Quelques minutes plus tard, sans plus s’inquiéter du passeur, Pardaillan courait vers la ville et se mettait en quête de l’auberge du Lion d’Or. Il apprit qu’elle était située à l’extrémité de la ville, dans la direction de Châteaudun. Pardaillan traversa Beaugency au pas de course. Nul, d’ailleurs ne fit attention à lui: la ville, depuis quelques instants, s’était emplie de rumeurs; des bourgeois, la poitrine barrée par la croix de Lorraine, sortaient en armes. Des groupes, sur le pas des portes, s’entretenaient avec animation… On entendait des sanglots, des imprécations, des gémissements…

Que se passait-il dans Beaugency?… Tout simplement, la nouvelle venait de s’y répandre que le duc de Guise avait été tué la veille. Pardaillan le comprit à quelques mots qu’il entendit en passant.

Il atteignit enfin l’auberge du Lion d’Or qui était la première maison de la ville en arrivant à Châteaudun. Là, comme dans toute la ville, l’émotion était à son comble. Pardaillan se dirigea droit sur l’hôtesse, vigoureuse commère qui pérorait au milieu d’un groupe de bourgeois qu’elle excitait à s’armer et à marcher sur Blois.

– Madame, dit-il, j’arrive de Blois, où le duc de Guise a été tué…

Aussitôt, Pardaillan, entouré et supplié de donner des détails, raconta en quelques mots le meurtre de Guise. Il ajouta qu’il était chargé de courir après l’un des meurtriers, et fit une description si exacte de Maurevert que l’hôtesse s’écria:

– Mais cet homme était là, il n’y a qu’un quart d’heure!… Ah! le misérable! Je comprends pourquoi il est remonté si précipitamment à cheval!…

– Comment cela?…

– Oui: deux hommes, deux de ses complices, sans doute, sont venus lui parler mystérieusement et aussitôt il a fait seller son cheval.

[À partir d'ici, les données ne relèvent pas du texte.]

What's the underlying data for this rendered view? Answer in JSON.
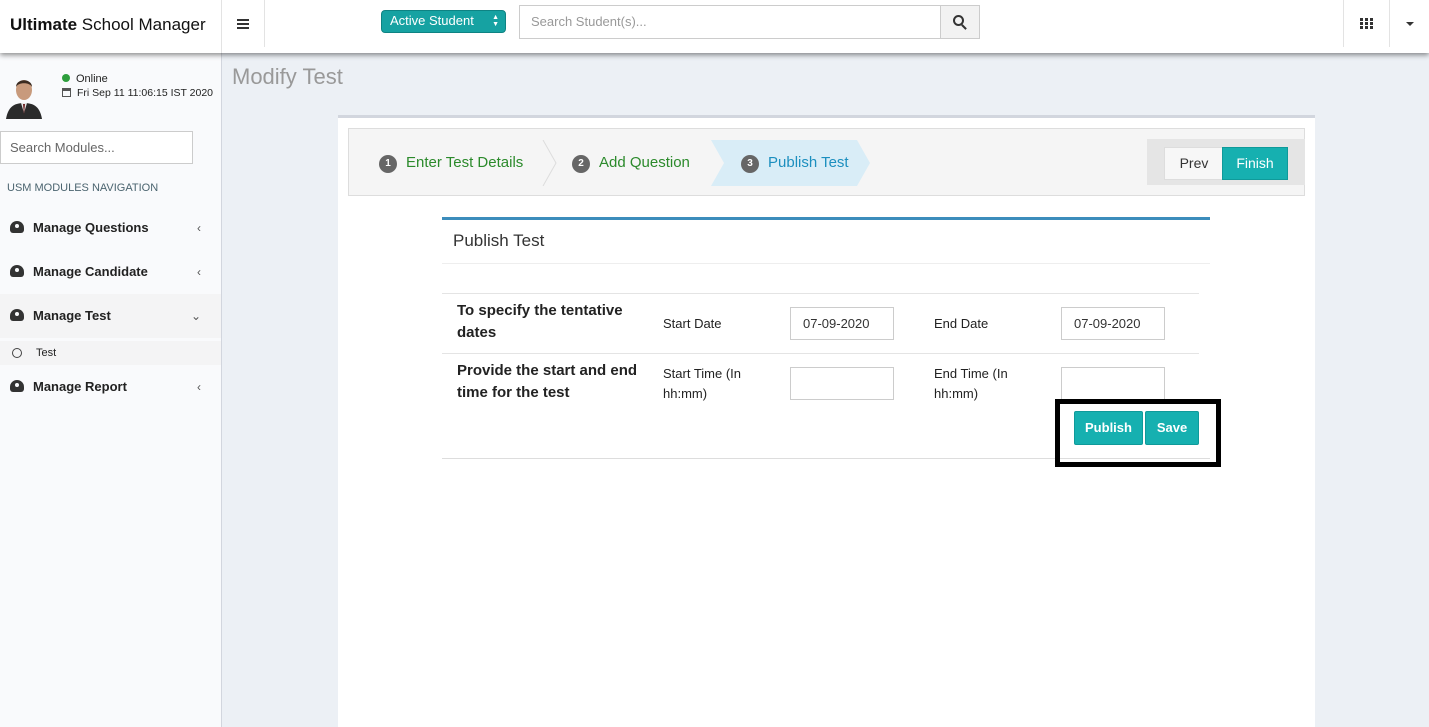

Pardaillan comprit que ces deux complices n’étaient autres que ceux qui l’avaient arquebusé. Il comprit que Maurevert, certain d’être débarrassé de son ennemi, s’était arrêté à Beaugency pour réfléchir; la nouvelle que Pardaillan le serrait de près dans cette fantastique poursuite, malgré les tours et détours, malgré les traquenards prodigués sur la route, cette nouvelle avait dû le frapper d’un coup de foudre, et il avait fui!…

– Madame, s’écria le chevalier, il faut que je rattrape cet homme. Quelle direction a-t-il prise?…

– La route de Châteaudun…

– Avez-vous un bon cheval contre les cinquante écus de six livres que voici?…

– Et même sans écus! Et un fameux, qui file comme le vent!…

La commère, qui toute bonne guisarde qu’elle était n’en perdait pas pour cela la tête, rafla les écus et donna un ordre à un garçon. Quelques instants plus tard, Pardaillan s’élançait sur un cheval que d’un coup d’œil il reconnut bon coureur.

– Ramenez l’homme, qu’on le pende! cria l’hôtesse au moment où le chevalier partait à fond de train sur la route de Châteaudun.

Bientôt Pardaillan vit se dessiner à l’horizon les premiers plans d’une masse d’arbres dépouillés de leur feuillage et dont les branches nues se tordaient dans le ciel triste, comme des bras éplorés. C’était la forêt de Marchenoir qu’il lui fallait traverser d’un bout à l’autre.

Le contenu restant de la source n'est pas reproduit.